In small bowl combine 1 tsp grated lemon rind, lemon juice, olive oil, 3/4 tsp salt, 1/4 tsp red pepper. Whisk.

Drizzle sauce over noodles and add Parmesan cheese and parsley.


This recipe is very forgiving if you keep the ingredients in proportion. I usually use an entire box of pasta, the juice of 2 to 3 lemons (depending on size), an equal amount of olive oil, and a whole heckuva lot more cheese than the recipe lists. The cayenne pepper gives the dish a nice kick, but I use less when I make it for kids. For working parents, this dish is easy to prep in advance. I chop the parsley and make the sauce in the morning. When I come home from work, all I have to do is boil the noodles, drain and dump in the sauce, parsley and cheese.  I hope you all enjoy this dish as much as we do. Three cheers for spring!

Note: I lost my original copy of this recipe. I *think* it’s from the summer of 2008, but I’m not certain. I cannot find the recipe on Cooking Light’s site. If anyone can provide the source for me I will gladly update this post.

Slow Cooker Roast Chicken with Lemon – Easy Peasy

We eat a lot of chicken in our house. Probably more chicken than my husband would like. But, I love chicken. Let me recap a quick conversation I once overheard in an elevator in D.C.:

Woman 1: What’s for lunch today?

Woman 2: Chicken.

Woman 1: You had chicken for lunch yesterday!

Woman 2: I know. I can’t get away from the bird.

I love that. I can’t get away from the bird either. Chicken is tasty!

I’m working from home now, but that doesn’t mean I have a lot of extra time on my hands. My slow cooker is still my best friend as a busy mom of two. I feel compelled to share the easiest slow cooker meal with you.
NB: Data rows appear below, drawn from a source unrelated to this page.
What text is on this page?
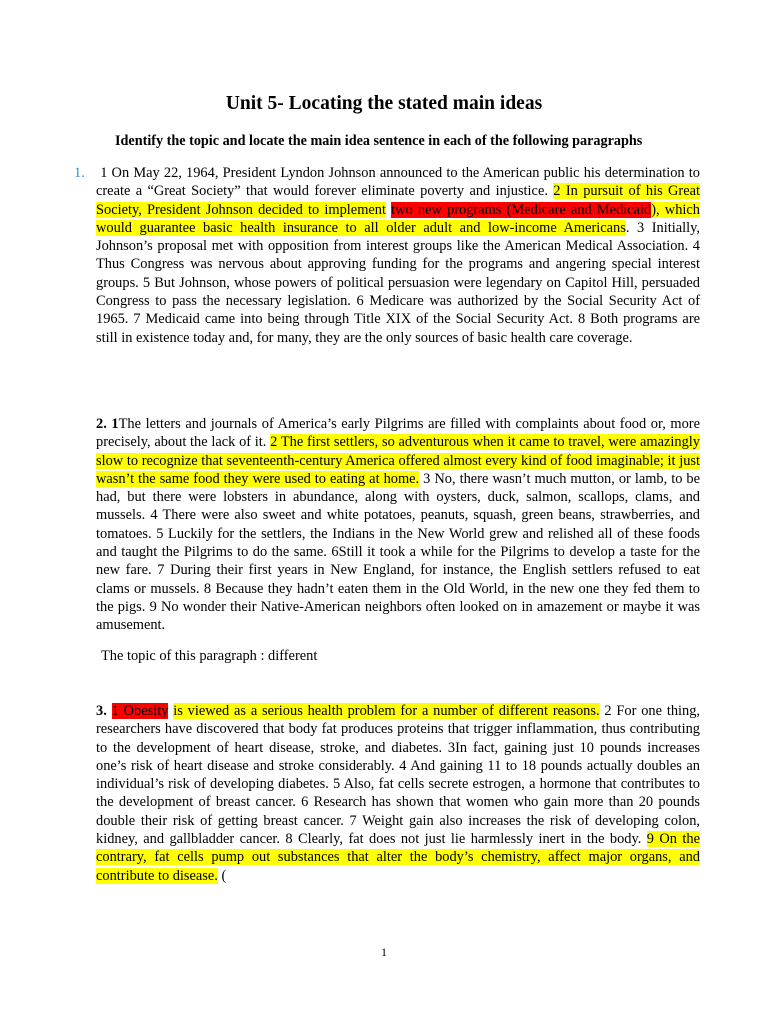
Unit 5- Locating the stated main ideas

Identify the topic and locate the main idea sentence in each of the following paragraphs

1. 1 On May 22, 1964, President Lyndon Johnson announced to the American public his determination to create a “Great Society” that would forever eliminate poverty and injustice. 2 In pursuit of his Great Society, President Johnson decided to implement two new programs (Medicare and Medicaid), which would guarantee basic health insurance to all older adult and low-income Americans. 3 Initially, Johnson’s proposal met with opposition from interest groups like the American Medical Association. 4 Thus Congress was nervous about approving funding for the programs and angering special interest groups. 5 But Johnson, whose powers of political persuasion were legendary on Capitol Hill, persuaded Congress to pass the necessary legislation. 6 Medicare was authorized by the Social Security Act of 1965. 7 Medicaid came into being through Title XIX of the Social Security Act. 8 Both programs are still in existence today and, for many, they are the only sources of basic health care coverage.

2. 1The letters and journals of America’s early Pilgrims are filled with complaints about food or, more precisely, about the lack of it. 2 The first settlers, so adventurous when it came to travel, were amazingly slow to recognize that seventeenth-century America offered almost every kind of food imaginable; it just wasn’t the same food they were used to eating at home. 3 No, there wasn’t much mutton, or lamb, to be had, but there were lobsters in abundance, along with oysters, duck, salmon, scallops, clams, and mussels. 4 There were also sweet and white potatoes, peanuts, squash, green beans, strawberries, and tomatoes. 5 Luckily for the settlers, the Indians in the New World grew and relished all of these foods and taught the Pilgrims to do the same. 6Still it took a while for the Pilgrims to develop a taste for the new fare. 7 During their first years in New England, for instance, the English settlers refused to eat clams or mussels. 8 Because they hadn’t eaten them in the Old World, in the new one they fed them to the pigs. 9 No wonder their Native-American neighbors often looked on in amazement or maybe it was amusement.

The topic of this paragraph : different

3. 1 Obesity is viewed as a serious health problem for a number of different reasons. 2 For one thing, researchers have discovered that body fat produces proteins that trigger inflammation, thus contributing to the development of heart disease, stroke, and diabetes. 3In fact, gaining just 10 pounds increases one’s risk of heart disease and stroke considerably. 4 And gaining 11 to 18 pounds actually doubles an individual’s risk of developing diabetes. 5 Also, fat cells secrete estrogen, a hormone that contributes to the development of breast cancer. 6 Research has shown that women who gain more than 20 pounds double their risk of getting breast cancer. 7 Weight gain also increases the risk of developing colon, kidney, and gallbladder cancer. 8 Clearly, fat does not just lie harmlessly inert in the body. 9 On the contrary, fat cells pump out substances that alter the body’s chemistry, affect major organs, and contribute to disease. (

1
It’s so easy it almost feels like cheating. For working parents gone all day, this recipe is for you because it takes 8-10 hours to cook.

Slow Cooker Roast Chicken With Lemon

Start drooling now, because here is slow cooker roast chicken with lemon.  The recipe is basically A) put the chicken in the slow cooker, B) add a sliced lemon and salt and pepper to taste and C) close the lid. But, for the sake of writing, I’ll try to draw it out a wee bit.

Slow Cooker Roast Chicken with Lemon


– 1 whole chicken/fryer [Note: grocery stores have sales on these sometimes. The bird tonight cost $3.81 – for a family of four, that’s money in the bank friends!]

– 1 lemon – sliced in half

– salt and pepper to taste [I like to use kosher salt and coarse black pepper, but anything will work here.]


– Remove the neck (for this city girl, kinda gross) and place the bird in the slow cooker.

– Squeeze the lemon juice over the bird and add the lemon halves (rind and all) to the slow cooker.

– Sprinkle salt and pepper to taste over the bird.

– Close the lid. I say this because it is very important to have the lid firmly closed on a slow cooker in order to cook properly. And, remember, no peeking! You’ll let the steam escape and that is bad, for lack of a better reason.

– Set your slow cooker on LOW for 8-10 hours. By the time you return home your house will smell heavenly and the chicken is so moist and tender it just falls off the bone.

It’s easy to make a quick gravy from the drippings. Strain the juices into a saucepan using a fine mesh colander. Add 1-2 Tablespoons of flour and whisk together on low heat. This gravy is to die for because it has a light, lemony flavor.

I am serving this with instant mashed potatoes (hey, at least I’m honest!) and steamed carrots.